The opinions expressed by columnists are their own and do not necessarily represent the views of

Campaigning for reelection, President Barack Obama often talked about the importance of everyone paying their "fair share" of taxes. The assumption was that there was general agreement about what fair share means. The underlying message is that those who earn more should pay more than they already are; that what the top 10 percent are paying is just not enough.


This week, a Wall Street Journal article titled "Top 20 Percent of Earners Pay 84 Percent of Income Tax" by Laura Saunders provides a different perspective than we are used to hearing regarding who pays what income taxes.

Nearly "half of federal revenue" comes from income tax, says Saunders. She notes: "This is unusual: On average, most developed nations get only one-third of their revenue from income taxes. Typically they also impose national consumption taxes, such as a value-added tax, that raise as much revenue as their income tax."
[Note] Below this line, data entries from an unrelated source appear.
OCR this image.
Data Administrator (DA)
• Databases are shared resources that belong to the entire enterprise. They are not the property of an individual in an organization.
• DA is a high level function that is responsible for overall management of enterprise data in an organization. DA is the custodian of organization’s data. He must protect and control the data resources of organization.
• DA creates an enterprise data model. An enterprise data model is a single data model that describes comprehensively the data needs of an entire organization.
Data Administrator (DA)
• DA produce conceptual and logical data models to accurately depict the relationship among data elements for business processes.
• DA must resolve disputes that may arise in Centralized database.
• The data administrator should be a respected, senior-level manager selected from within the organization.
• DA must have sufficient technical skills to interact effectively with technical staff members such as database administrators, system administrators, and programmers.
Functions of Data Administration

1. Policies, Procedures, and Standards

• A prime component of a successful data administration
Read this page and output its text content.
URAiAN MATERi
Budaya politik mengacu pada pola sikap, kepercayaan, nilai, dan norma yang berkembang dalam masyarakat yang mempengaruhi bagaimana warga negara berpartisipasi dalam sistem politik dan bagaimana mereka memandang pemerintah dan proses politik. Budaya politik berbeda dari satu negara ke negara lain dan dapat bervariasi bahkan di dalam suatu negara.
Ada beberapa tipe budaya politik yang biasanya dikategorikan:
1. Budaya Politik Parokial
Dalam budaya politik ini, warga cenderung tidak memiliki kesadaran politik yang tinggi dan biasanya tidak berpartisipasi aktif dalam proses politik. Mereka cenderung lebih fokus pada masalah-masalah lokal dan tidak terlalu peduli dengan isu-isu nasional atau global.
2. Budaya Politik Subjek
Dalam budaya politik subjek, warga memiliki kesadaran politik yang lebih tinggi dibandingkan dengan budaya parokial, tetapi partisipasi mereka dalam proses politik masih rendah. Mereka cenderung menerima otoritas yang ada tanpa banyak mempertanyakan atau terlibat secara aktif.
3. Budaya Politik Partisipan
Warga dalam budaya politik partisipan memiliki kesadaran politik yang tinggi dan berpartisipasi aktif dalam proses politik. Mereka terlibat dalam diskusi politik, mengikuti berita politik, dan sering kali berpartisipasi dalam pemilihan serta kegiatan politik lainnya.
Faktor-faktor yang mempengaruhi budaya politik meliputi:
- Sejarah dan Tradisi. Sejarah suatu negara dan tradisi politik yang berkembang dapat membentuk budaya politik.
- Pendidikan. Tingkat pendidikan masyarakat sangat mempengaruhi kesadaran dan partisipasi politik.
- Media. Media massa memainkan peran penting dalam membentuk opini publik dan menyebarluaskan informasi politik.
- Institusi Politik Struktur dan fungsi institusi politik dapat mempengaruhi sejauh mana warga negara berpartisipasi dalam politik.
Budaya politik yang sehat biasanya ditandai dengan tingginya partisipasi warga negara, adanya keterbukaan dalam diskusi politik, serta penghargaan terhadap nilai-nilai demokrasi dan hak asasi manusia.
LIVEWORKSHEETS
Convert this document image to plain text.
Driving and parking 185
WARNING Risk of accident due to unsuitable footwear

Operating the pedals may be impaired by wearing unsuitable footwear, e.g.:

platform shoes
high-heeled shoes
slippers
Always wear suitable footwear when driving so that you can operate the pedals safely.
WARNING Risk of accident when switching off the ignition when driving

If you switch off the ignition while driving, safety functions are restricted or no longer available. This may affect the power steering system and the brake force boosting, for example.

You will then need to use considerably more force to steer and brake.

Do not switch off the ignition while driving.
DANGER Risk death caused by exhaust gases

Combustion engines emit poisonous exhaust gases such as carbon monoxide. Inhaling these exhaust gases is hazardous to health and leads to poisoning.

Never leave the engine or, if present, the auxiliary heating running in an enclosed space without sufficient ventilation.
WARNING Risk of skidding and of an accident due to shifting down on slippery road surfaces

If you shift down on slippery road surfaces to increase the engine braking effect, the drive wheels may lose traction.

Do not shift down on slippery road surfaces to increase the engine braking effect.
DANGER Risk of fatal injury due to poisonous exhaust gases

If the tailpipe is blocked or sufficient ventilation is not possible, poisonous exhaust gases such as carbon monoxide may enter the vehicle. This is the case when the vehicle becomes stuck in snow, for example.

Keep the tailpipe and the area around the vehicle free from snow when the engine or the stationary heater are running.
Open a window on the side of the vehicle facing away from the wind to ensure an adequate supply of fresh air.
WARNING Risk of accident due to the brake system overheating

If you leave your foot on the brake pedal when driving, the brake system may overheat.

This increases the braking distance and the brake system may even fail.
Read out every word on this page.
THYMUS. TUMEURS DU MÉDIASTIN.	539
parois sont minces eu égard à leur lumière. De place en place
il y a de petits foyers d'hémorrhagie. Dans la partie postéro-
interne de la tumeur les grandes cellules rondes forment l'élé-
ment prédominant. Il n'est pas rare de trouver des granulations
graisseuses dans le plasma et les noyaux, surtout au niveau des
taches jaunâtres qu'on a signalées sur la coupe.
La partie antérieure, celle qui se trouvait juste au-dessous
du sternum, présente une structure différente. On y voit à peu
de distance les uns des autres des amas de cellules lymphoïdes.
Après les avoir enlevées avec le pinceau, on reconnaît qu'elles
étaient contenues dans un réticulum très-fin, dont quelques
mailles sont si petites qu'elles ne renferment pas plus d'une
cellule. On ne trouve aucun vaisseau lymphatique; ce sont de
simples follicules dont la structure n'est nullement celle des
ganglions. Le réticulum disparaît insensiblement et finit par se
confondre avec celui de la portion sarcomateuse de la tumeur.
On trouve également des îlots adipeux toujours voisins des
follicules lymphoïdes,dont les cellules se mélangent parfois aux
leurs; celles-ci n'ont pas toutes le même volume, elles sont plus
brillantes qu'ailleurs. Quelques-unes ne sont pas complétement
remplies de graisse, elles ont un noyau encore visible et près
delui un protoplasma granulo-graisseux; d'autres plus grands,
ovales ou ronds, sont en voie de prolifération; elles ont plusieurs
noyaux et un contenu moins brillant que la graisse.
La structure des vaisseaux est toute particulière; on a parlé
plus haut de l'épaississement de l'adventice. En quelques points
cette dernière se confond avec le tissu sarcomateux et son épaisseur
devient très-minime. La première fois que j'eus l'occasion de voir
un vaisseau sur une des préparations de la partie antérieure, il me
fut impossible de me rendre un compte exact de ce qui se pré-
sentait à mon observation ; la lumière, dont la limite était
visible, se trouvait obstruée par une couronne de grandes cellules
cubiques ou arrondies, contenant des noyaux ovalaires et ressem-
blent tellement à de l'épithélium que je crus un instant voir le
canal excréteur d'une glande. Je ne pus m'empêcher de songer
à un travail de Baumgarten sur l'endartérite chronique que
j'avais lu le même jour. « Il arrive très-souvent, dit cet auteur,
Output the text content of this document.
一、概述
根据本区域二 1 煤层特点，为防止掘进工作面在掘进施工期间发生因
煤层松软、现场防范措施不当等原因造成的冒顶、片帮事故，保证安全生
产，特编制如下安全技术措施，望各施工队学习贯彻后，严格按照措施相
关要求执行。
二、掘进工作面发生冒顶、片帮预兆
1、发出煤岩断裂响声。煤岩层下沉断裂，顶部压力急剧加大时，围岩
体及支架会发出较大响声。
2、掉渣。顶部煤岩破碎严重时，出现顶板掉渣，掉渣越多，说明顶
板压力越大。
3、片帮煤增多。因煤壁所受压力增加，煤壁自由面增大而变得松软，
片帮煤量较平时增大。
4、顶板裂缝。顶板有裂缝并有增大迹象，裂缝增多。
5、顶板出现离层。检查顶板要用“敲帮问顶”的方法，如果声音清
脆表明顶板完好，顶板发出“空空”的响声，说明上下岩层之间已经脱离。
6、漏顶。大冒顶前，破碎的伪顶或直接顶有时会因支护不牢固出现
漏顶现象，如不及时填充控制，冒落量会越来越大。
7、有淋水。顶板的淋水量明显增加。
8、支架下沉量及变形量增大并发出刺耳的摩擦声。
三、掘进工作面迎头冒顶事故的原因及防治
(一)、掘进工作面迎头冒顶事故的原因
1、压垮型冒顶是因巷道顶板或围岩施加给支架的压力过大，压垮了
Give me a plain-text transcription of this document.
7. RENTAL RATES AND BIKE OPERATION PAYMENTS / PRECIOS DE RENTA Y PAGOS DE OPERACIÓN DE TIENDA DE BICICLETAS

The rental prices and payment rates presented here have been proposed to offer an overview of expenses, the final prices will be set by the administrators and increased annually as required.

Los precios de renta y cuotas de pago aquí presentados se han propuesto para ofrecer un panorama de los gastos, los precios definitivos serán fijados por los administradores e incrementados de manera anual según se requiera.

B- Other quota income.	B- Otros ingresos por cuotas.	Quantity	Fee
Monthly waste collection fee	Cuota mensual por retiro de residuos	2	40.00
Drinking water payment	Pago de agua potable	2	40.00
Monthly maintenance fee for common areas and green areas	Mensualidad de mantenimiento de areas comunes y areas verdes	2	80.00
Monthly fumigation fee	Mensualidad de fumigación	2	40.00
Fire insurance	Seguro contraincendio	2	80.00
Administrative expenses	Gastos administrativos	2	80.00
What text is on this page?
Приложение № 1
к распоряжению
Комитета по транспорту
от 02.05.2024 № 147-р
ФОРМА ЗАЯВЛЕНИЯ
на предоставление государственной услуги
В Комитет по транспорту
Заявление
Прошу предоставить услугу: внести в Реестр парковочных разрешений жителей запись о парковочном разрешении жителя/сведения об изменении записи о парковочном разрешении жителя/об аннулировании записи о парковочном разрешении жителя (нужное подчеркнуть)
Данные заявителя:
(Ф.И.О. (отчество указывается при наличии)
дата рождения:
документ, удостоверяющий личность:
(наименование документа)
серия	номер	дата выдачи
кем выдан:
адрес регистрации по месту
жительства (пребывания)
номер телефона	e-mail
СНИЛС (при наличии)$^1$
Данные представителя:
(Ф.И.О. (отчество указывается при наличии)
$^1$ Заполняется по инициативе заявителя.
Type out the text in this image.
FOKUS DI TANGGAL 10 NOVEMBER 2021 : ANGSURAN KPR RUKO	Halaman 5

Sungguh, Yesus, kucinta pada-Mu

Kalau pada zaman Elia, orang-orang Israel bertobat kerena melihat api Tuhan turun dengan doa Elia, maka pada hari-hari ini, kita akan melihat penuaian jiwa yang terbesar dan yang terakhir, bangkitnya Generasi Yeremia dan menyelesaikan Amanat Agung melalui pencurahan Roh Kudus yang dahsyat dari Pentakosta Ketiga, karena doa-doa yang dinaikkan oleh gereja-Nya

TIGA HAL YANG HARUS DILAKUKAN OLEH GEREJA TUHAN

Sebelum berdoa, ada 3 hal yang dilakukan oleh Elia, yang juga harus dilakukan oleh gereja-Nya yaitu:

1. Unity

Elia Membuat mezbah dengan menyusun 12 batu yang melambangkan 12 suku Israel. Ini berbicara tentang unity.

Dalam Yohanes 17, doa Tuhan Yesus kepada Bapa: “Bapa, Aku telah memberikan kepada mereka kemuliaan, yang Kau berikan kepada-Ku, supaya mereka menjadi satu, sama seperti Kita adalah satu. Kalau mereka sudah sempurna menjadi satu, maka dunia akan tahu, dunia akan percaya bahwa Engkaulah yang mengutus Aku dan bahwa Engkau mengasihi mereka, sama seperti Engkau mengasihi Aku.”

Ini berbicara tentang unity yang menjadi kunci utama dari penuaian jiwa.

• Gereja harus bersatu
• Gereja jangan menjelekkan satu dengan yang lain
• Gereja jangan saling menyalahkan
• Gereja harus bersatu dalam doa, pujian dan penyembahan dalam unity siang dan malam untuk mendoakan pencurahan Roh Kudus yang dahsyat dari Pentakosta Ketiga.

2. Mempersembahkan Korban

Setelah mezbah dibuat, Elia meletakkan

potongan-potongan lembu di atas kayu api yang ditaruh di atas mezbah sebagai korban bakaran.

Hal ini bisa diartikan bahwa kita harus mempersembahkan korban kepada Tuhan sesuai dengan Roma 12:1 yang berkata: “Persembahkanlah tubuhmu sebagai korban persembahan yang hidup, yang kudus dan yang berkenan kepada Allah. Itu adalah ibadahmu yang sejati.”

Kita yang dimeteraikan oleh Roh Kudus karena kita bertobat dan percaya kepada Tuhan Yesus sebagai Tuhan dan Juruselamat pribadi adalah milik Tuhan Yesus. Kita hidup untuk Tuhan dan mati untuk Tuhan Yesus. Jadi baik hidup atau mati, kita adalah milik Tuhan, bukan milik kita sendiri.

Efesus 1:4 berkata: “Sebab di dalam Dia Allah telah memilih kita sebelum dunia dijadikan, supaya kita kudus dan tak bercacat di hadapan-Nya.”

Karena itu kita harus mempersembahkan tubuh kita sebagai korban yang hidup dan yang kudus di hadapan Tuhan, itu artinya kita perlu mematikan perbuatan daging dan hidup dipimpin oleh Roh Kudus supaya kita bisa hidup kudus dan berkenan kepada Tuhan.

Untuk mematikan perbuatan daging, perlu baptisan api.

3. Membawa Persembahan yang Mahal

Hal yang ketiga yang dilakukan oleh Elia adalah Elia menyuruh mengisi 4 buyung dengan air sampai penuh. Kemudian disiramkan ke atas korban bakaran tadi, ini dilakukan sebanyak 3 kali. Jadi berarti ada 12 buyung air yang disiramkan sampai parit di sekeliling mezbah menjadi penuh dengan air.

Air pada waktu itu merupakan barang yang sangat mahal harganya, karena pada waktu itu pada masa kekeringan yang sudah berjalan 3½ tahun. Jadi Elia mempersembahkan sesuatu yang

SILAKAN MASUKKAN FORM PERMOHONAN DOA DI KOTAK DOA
Income tax is a larger percent of the total tax than other countries -- but who is paying these income taxes? Based on what Obama said during his reelection campaign, one might imagine that those who make less are bearing the bulk of the burden while those who make more are carrying a lighter load. This would be a regressive tax.

But no -- instead, the top earners pay the vast majority of the income tax. In fact, income tax is a very progressive tax, with those who make more paying a larger percentage of their income and those with lower income paying less. In fact, some of them pay no income tax at all, yet still receive a refund check.

According to Saunders, "The three million people in the top 1 percent of earners pay nearly half the income tax." Very progressive, indeed.

The bottom 40 percent of earners receive a check from the government, according to Saunders.


"In recent decades, Congress has chosen to funnel important benefits for lower-income earners through the income tax rather than other channels. Some of these benefits, such as the Earned Income Tax Credit and the American Opportunity Credit for education, make cash payments to people who don't owe income tax."

Refunds for those who have paid nothing are not refunds; they represent a transfer of income from those in the top 60 percent to those in the bottom 40 percent. While it might make sense to provide benefits to those who are in the bottom 40 percent, does it make sense to do it through the income tax system?

In reality, it's no longer an income tax system, but a system for reallocating income.

This creates two sets of perception issues: Those who receive a cash payment from the government yet make no payment to the government have no "skin in the game" in terms of how the taxes are spent. If instead everyone paid in some income tax, and the government benefits were distributed in another way, all would have an interest in how taxes were spent.

Additionally, if the payment from the government is received in one large lump sum in the form of an annual "refund" check, the recipients of that money might very well spend it differently than they would if the money were reimbursed in monthly benefits, adding up to the same total.

Additional points of interest come from Mark Perry, an American Enterprise Institute scholar, who wrote on the AEI website: "The top 20 percent of Americans earn about half of all income (51.3 percent) and pay almost all income taxes (84 percent)." Additionally, this top group is "the only quintile whose tax share exceeds its income share -- all bottom four quintiles have a lower tax burden as a share of the total taxes paid than their income as a share of the total."


This means that the taxes are very progressive. "The second-highest quintile (with incomes of $79,500 to $134,300) earns 20 percent of U.S. total income as a group, but shoulders only 13.4 percent of the total U.S. income tax burden."

And as noted above, the bottom 40 percent of earners receive money from the income tax system.

"Uncle Sam is not reaching into his own pockets to pay the bottom 40 percent," wrote Perry, "he's reaching into your pockets if you make more than $47,000, the threshold income level to be in the top 60 percent."

What we currently have is an income transfer system, not an income tax system.